Es geht ein Fanal um die Welt: „Cancel Culture!“
Wie nur kann man die Ungerechtigkeiten der Vergangenheit auslöschen wollen? Hatten das nicht auch die Taliban mit den Kunstwerken getan? Wollen wir die Pyramiden schleifen, weil sie mit Sklavenarbeit geschaffen wurden? Wollen wir etwa unsere Eltern umbringen, weil sie uns dereinst getadelt haben?
Wollen wir uns des Materials entledigen, aus dem wir lernen, bessere Menschen werden zu können? Wollen wir uns des Dramas befreien, das unsere Theaterbühnen bereichert? Wollen wir Gehirnwäsche? Verstoßen wir nicht gegen den Grundsatz ‚die Gedanken sind frei’? Wollen wir weiter die Hybris des vermeintlich gerechten modernen Menschen zementieren?
Natürlich bin ich als Historiker entsetzt über einen solchen Zug! Denn habe ich doch das Interesse an diesem Fach vor allem deswegen entwickelt, weil ich wissen wollte, zu was der Mensch alles fähig ist. Ich glaubte damals, dass Menschen erst dann in ihrem Wesen zu verstehen sind, wenn man ihre Extrema kennt. Im Wesentlichen hatte es mir das Mittelalter angetan, da ich verstehen wollte, wieso sich Menschen plötzlich zivilisatorisch ‚zurück‘entwickelten. Und tatsächlich ist das ja eine Erkenntnis, dass die Menschheit keinen linearen Fortschritt zu mehr an Weisheit und Erkenntnis hinlegt. Vielmehr dürfte es sich um ein auf und ab handeln – nur das Mittel sollte eben im Koordinatensystem ansteigen; was das auch immer ist;-)
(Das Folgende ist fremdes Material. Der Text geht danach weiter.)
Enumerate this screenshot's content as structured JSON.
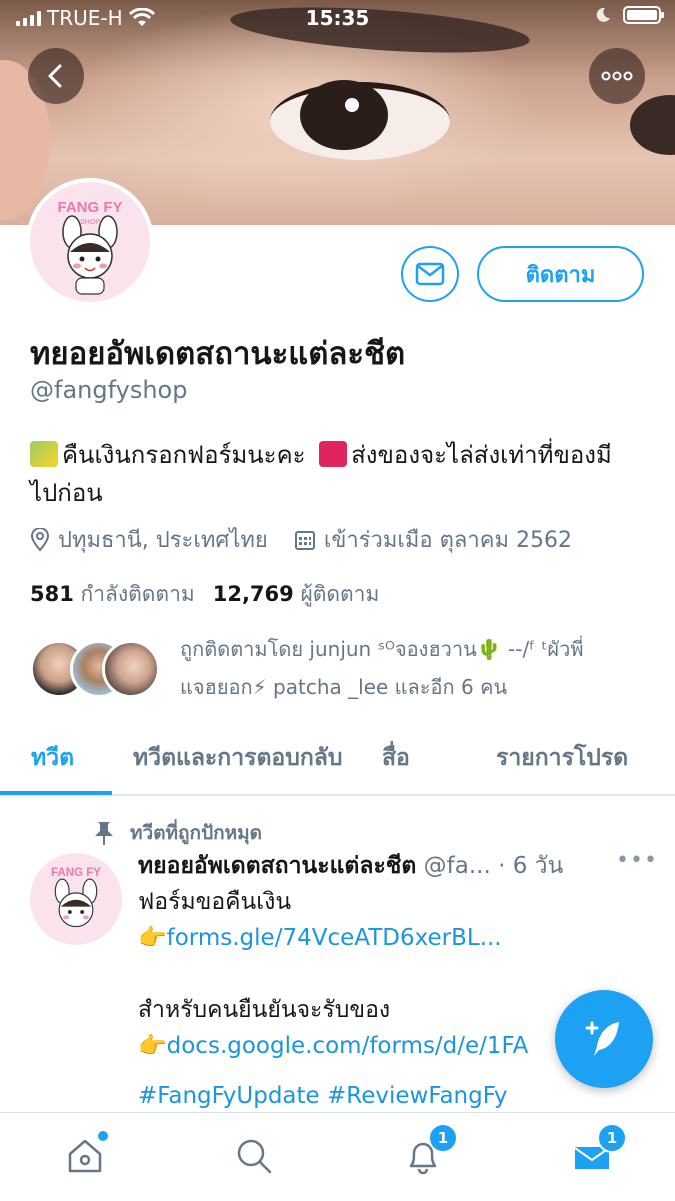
{
  "status_bar": {
    "carrier": "TRUE-H",
    "time": "15:35"
  },
  "profile": {
    "name": "ทยอยอัพเดตสถานะแต่ละชีต",
    "handle": "@fangfyshop",
    "avatar_text_top": "FANG FY",
    "avatar_text_sub": "SHOP",
    "follow_label": "ติดตาม",
    "bio_line1": "คืนเงินกรอกฟอร์มนะคะ",
    "bio_line2": "ส่งของจะไล่ส่งเท่าที่ของมี",
    "bio_line3": "ไปก่อน",
    "location": "ปทุมธานี, ประเทศไทย",
    "joined": "เข้าร่วมเมือ ตุลาคม 2562",
    "following_count": "581",
    "following_label": "กำลังติดตาม",
    "followers_count": "12,769",
    "followers_label": "ผู้ติดตาม",
    "followed_by_line1": "ถูกติดตามโดย junjun ˢᴼจองฮวาน🌵 --/ᶠ ᵗผัวพี่",
    "followed_by_line2": "แจฮยอก⚡ patcha _lee และอีก 6 คน"
  },
  "tabs": [
    "ทวีต",
    "ทวีตและการตอบกลับ",
    "สื่อ",
    "รายการโปรด"
  ],
  "tweet": {
    "pinned_label": "ทวีตที่ถูกปักหมุด",
    "author": "ทยอยอัพเดตสถานะแต่ละชีต",
    "handle": "@fa...",
    "time": "· 6 วัน",
    "more": "•••",
    "line1": "ฟอร์มขอคืนเงิน",
    "link1": "forms.gle/74VceATD6xerBL...",
    "line2": "สำหรับคนยืนยันจะรับของ",
    "link2": "docs.google.com/forms/d/e/1FA",
    "hashtags": "#FangFyUpdate #ReviewFangFy"
  },
  "bottom_nav": {
    "notifications_badge": "1",
    "messages_badge": "1"
  },
  "colors": {
    "accent": "#1da1f2",
    "secondary_text": "#657786"
  }
}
Das zu manipulieren, ist in etwa so wie die Gen-Schere an die DNA-Kette zu legen. Zwar ist dieses Verfahren so brillant wie genial – doch ist es eben auch im System der Ethikwerte neutral zu bewerten, da es eben vielfach anwendbar ist. Menschenmaterial ist eben gleichzeitig so und so. Man kann nicht einfach verbieten, wozu es fähig ist. Will man damit Gott spielen, die Vergangenheit zu verbieten?
Und liebe ‚Löscher‘: wollen Sie denn auch die eigenen Fehler aus der eigenen Biographie löschen? Wollen wir vielleicht lieber den Menschen ganz ausrotten? Denn dann gebe es sicherlich keine Ungerechtigkeit mehr. Alle wären Opfer.
Andererseits: sind wir nicht auch alle dafür, Gedenkstätten für Mörder einzureißen? Oder gleich zu verbieten? Wer würde schon ein Denkmal für Adolf Hitler dulden? So lächerlich es wirkte, doch die Attacke gegen eine Kopie bei Madame Tussaud in Berlin war bereits ein Start.
Und immer wird derlei getan: die Symbole der alten Herrschaft niederzureißen. Und zwar bei jedem politischen Wechsel. ‚Hallo, hier herrscht jetzt jemand anderes!‘ sagen uns die Aktionen. Es ist ein ‚norm’ales Verhalten.
Tatsächlich gehören die Sackgassen und Entgleisungen eben auch zur Kultur. Und man benötigt sie wohl auch schon allein deswegen, weil man nur so den Ausschlag des Pendels auf der anderen Seite wirklich begründen kann.